4. Incidentally, we now have documentary evidence that no Pakistani or Indian Mujahideen participated in Kargil war.

Regards,
Ved Malik  


THURSDAY, JANUARY 31, 2013


Kargil, LoC and Gen Musharraf


Former Pakistani president General Pervez Musharraf, unwanted in his own country and shunned by his own fraternity there, is fighting a desperate battle for survival. Under attack from some of his own Army colleagues for having kept large parts of the Pakistani establishment in the dark over the Kargil operation of 1999, General Musharraf through his aides and confidantes, is making new revelations about the 1999 India-Pakistan conflict.
On a TV programme aired on Geo TV on Thursday night, a former Pakistani colonel revealed that Musharraf had crossed the Line of Control in March 1999, a couple of months ahead of the actual Kargil conflict, which lasted two months.   Colonel (retd) Ashfaq Hussain alleged that General Musharraf entered 11 km inside Indian border to survey the area.
In his book ‘Witness to Blunder’, Colonel Hussain has written that Musharraf  himself crossed the LoC in a helicopter on March 28, 1999 and spent a night on  the Indian-controlled side.  
General VP Malik, who was the Indian army chief during the Kargil war, told NDTV: " The Indian Army had reports that the first Pakistani patrols had crossed over into Indian side of the LoC some time in February even as Prime Ministers Atal Behari Vajpayee and Nawaz Sharif were discussing the peace process and Vajpayee had taken the bus ride to Lahore.  Gen Musharraf, who had already planned the incursions into Kargil thought it fit to visit the forward areas immediately thereafter to assure the troops that the operation was going ahead as planned.
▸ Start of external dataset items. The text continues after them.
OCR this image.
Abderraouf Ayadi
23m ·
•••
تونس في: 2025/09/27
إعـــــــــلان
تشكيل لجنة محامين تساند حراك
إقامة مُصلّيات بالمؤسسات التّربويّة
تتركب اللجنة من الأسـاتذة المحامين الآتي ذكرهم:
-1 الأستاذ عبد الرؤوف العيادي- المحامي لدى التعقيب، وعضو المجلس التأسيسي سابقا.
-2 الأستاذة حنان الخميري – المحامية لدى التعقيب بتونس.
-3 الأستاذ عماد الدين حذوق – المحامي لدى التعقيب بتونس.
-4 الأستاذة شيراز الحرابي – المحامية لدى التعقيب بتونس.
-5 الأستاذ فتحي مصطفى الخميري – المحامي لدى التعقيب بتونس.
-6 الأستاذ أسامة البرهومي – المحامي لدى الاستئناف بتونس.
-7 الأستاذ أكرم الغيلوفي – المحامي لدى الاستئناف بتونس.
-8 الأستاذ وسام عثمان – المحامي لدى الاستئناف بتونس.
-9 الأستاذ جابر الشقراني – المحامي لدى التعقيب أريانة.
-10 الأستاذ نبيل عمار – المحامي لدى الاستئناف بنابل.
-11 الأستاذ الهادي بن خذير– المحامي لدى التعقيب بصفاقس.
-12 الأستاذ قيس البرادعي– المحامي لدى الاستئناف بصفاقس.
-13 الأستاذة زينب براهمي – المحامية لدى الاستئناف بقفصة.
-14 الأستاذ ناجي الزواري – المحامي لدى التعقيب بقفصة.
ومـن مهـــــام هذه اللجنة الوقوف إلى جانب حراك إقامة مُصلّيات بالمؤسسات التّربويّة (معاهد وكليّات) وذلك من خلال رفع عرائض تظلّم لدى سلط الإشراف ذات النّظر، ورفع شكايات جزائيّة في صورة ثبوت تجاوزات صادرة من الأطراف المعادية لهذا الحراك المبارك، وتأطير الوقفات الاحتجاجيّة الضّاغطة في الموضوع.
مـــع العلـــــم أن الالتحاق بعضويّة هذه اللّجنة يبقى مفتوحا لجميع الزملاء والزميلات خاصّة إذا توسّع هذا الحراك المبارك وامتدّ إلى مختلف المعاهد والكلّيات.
It is therefore possible that Musharraf went there in March 1999 but whether he crossed the LoC or not, I cannot say."
In his book, Colonel Husain says the Kargil 'misadventure'  was masterminded by Major General Javed Hassan, General Mehmood and General Aziz. They made then president Musharraf agree to the plans, which later lead to a limited conflict between India and Pakistan.
However, General Musharraf, in an interview to Pakistan’s Geo TV,  said the Kargil conflict was a huge success militarily. He claimed that the Pakistani Army would have "conquered" 300 square miles of India, if  then prime minister Nawaz Sharif had not visited the US and succumbed to pressure from  then US President Bill Clinton to withdraw Pakistani troops from Indian territory.
Clearly nearly 14 years after the conflict, Kargil continues to make headlines.